A federal judge is demanding explanations from the Trump administration after learning that roughly 6,000 Cuban nationals have been deported to Mexico over the past year under what officials described as a "standing" but "unwritten" agreement between the two countries.
In a nine-page order, U.S. District Judge William G. Young questioned both the legality and existence of the arrangement, citing a Department of Homeland Security filing acknowledging the practice.
"What? Can this be true?" Young wrote according to The Miami Herald. "There's some unwritten deal between two sovereign nations whereby 6,000 Cuban nationals have already been shipped to Mexico? Is this deal secret?"
The disclosure came in a case involving a Cuban man detained by Immigration and Customs Enforcement and facing deportation to Mexico. According to DHS, "no travel documents are necessary" for these transfers, a detail that further alarmed the court. Young criticized what he described as a lack of process, writing that the policy appeared to operate with "no process at all beyond, 'It is what we say it is.'"
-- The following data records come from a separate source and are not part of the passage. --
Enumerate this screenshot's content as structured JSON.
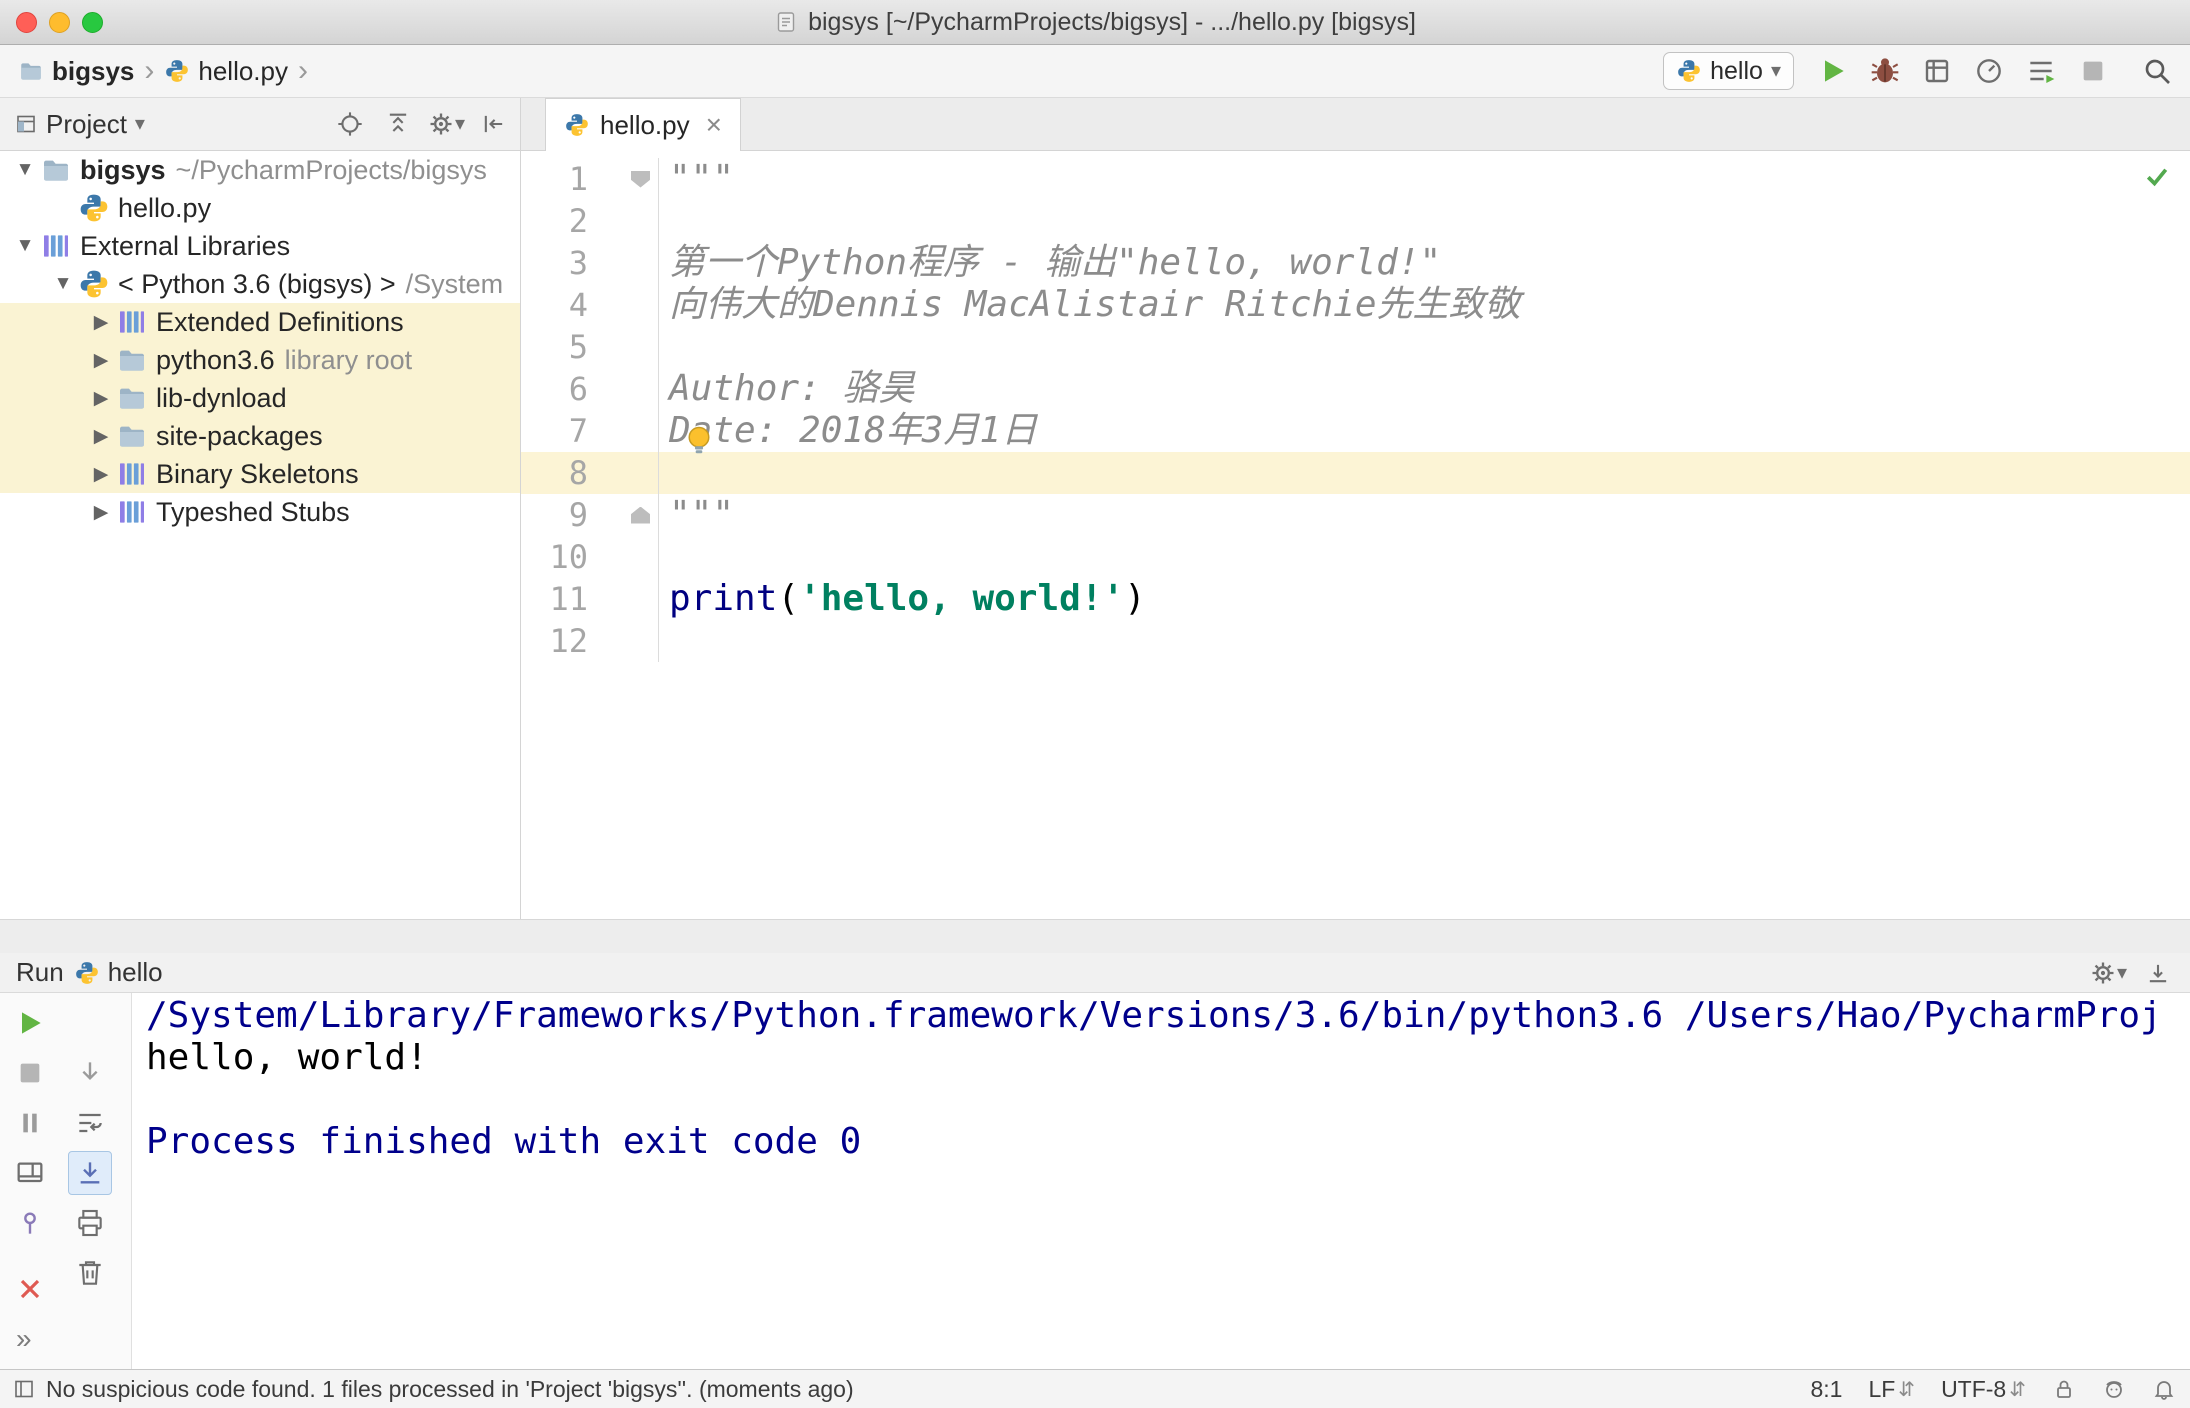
{
  "window": {
    "title": "bigsys [~/PycharmProjects/bigsys] - .../hello.py [bigsys]"
  },
  "navbar": {
    "breadcrumbs": [
      {
        "label": "bigsys",
        "icon": "folder"
      },
      {
        "label": "hello.py",
        "icon": "python"
      }
    ],
    "run_config": {
      "label": "hello"
    }
  },
  "project": {
    "header": {
      "title": "Project"
    },
    "tree": [
      {
        "level": 0,
        "chevron": "expanded",
        "icon": "folder",
        "label": "bigsys",
        "suffix": "~/PycharmProjects/bigsys",
        "bold": true
      },
      {
        "level": 1,
        "chevron": "none",
        "icon": "python",
        "label": "hello.py"
      },
      {
        "level": 0,
        "chevron": "expanded",
        "icon": "library",
        "label": "External Libraries"
      },
      {
        "level": 1,
        "chevron": "expanded",
        "icon": "python",
        "label": "< Python 3.6 (bigsys) >",
        "suffix": "/System"
      },
      {
        "level": 2,
        "chevron": "collapsed",
        "icon": "library",
        "label": "Extended Definitions",
        "highlight": true
      },
      {
        "level": 2,
        "chevron": "collapsed",
        "icon": "folder",
        "label": "python3.6",
        "suffix": "library root",
        "highlight": true
      },
      {
        "level": 2,
        "chevron": "collapsed",
        "icon": "folder",
        "label": "lib-dynload",
        "highlight": true
      },
      {
        "level": 2,
        "chevron": "collapsed",
        "icon": "folder",
        "label": "site-packages",
        "highlight": true
      },
      {
        "level": 2,
        "chevron": "collapsed",
        "icon": "library",
        "label": "Binary Skeletons",
        "highlight": true
      },
      {
        "level": 2,
        "chevron": "collapsed",
        "icon": "library",
        "label": "Typeshed Stubs",
        "highlight": false
      }
    ]
  },
  "editor": {
    "tab": {
      "label": "hello.py"
    },
    "lines": [
      {
        "num": 1,
        "fold": "start",
        "tokens": [
          {
            "text": "\"\"\"",
            "style": "docstring"
          }
        ]
      },
      {
        "num": 2,
        "tokens": []
      },
      {
        "num": 3,
        "tokens": [
          {
            "text": "第一个Python程序 - 输出\"hello, world!\"",
            "style": "docstring"
          }
        ]
      },
      {
        "num": 4,
        "tokens": [
          {
            "text": "向伟大的Dennis MacAlistair Ritchie先生致敬",
            "style": "docstring"
          }
        ]
      },
      {
        "num": 5,
        "tokens": []
      },
      {
        "num": 6,
        "tokens": [
          {
            "text": "Author: 骆昊",
            "style": "docstring"
          }
        ]
      },
      {
        "num": 7,
        "tokens": [
          {
            "text": "Date: 2018年3月1日",
            "style": "docstring"
          }
        ]
      },
      {
        "num": 8,
        "current": true,
        "tokens": []
      },
      {
        "num": 9,
        "fold": "end",
        "tokens": [
          {
            "text": "\"\"\"",
            "style": "docstring"
          }
        ]
      },
      {
        "num": 10,
        "tokens": []
      },
      {
        "num": 11,
        "tokens": [
          {
            "text": "print",
            "style": "keyword"
          },
          {
            "text": "(",
            "style": "plain"
          },
          {
            "text": "'hello, world!'",
            "style": "string"
          },
          {
            "text": ")",
            "style": "plain"
          }
        ]
      },
      {
        "num": 12,
        "tokens": []
      }
    ]
  },
  "run": {
    "title": "Run",
    "config": "hello",
    "console": [
      {
        "text": "/System/Library/Frameworks/Python.framework/Versions/3.6/bin/python3.6 /Users/Hao/PycharmProj",
        "style": "system"
      },
      {
        "text": "hello, world!",
        "style": "stdout"
      },
      {
        "text": "",
        "style": "stdout"
      },
      {
        "text": "Process finished with exit code 0",
        "style": "system"
      }
    ]
  },
  "statusbar": {
    "message": "No suspicious code found. 1 files processed in 'Project 'bigsys''. (moments ago)",
    "position": "8:1",
    "line_ending": "LF",
    "encoding": "UTF-8"
  },
  "icons": {
    "tree-expanded": "▼",
    "tree-collapsed": "▶",
    "breadcrumb-separator": "›",
    "dropdown-arrow": "▾",
    "more-chevron": "»",
    "updown-arrows": "⇵",
    "tab-close": "×"
  },
  "colors": {
    "caret_line": "#fcf4d5",
    "tree_highlight": "#faf3d3",
    "docstring": "#8c8c8c",
    "keyword": "#000080",
    "string": "#008060",
    "console_info": "#00008b",
    "run_green": "#62b543",
    "close_red": "#df5a52",
    "checkmark_green": "#53a94f"
  }
}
The judge ordered the government to produce evidence of the agreement, even if it is not formally written. "If such an unwritten agreement exists, of course there will be written evidence of it," he wrote, requesting internal communications and directives to substantiate the claim.
The deportations are part of a broader effort by the administration to expand removals to third countries when migrants' home nations refuse to accept them. Cuba has long been considered a "recalcitrant" country by U.S. authorities, frequently declining to take back nationals with certain criminal convictions. That has left many Cuban migrants in legal limbo for years.
The arrangement appears to draw in part on a Biden-era framework under which Mexico agreed to accept migrants from Cuba, Nicaragua, Haiti and Venezuela under specific conditions tied to legal entry programs.
However, the current policy diverges from that framework, according to court filings, raising questions about its legal basis. Homeland Security attorneys argued that deportations to Cuba were "impractical, inadvisable, or impossible," justifying transfers to Mexico.
Reports from last year indicated that Cuban deportees sent to Mexico often faced precarious conditions, including homelessness and limited access to basic services. Deportees described being bused to the border and released without documentation, often with no clear destination.
Some even said Mexican authorities left them near the Guatemala border and told them to "head south." Others reported spending weeks searching for food, shelter and work while sleeping on the streets.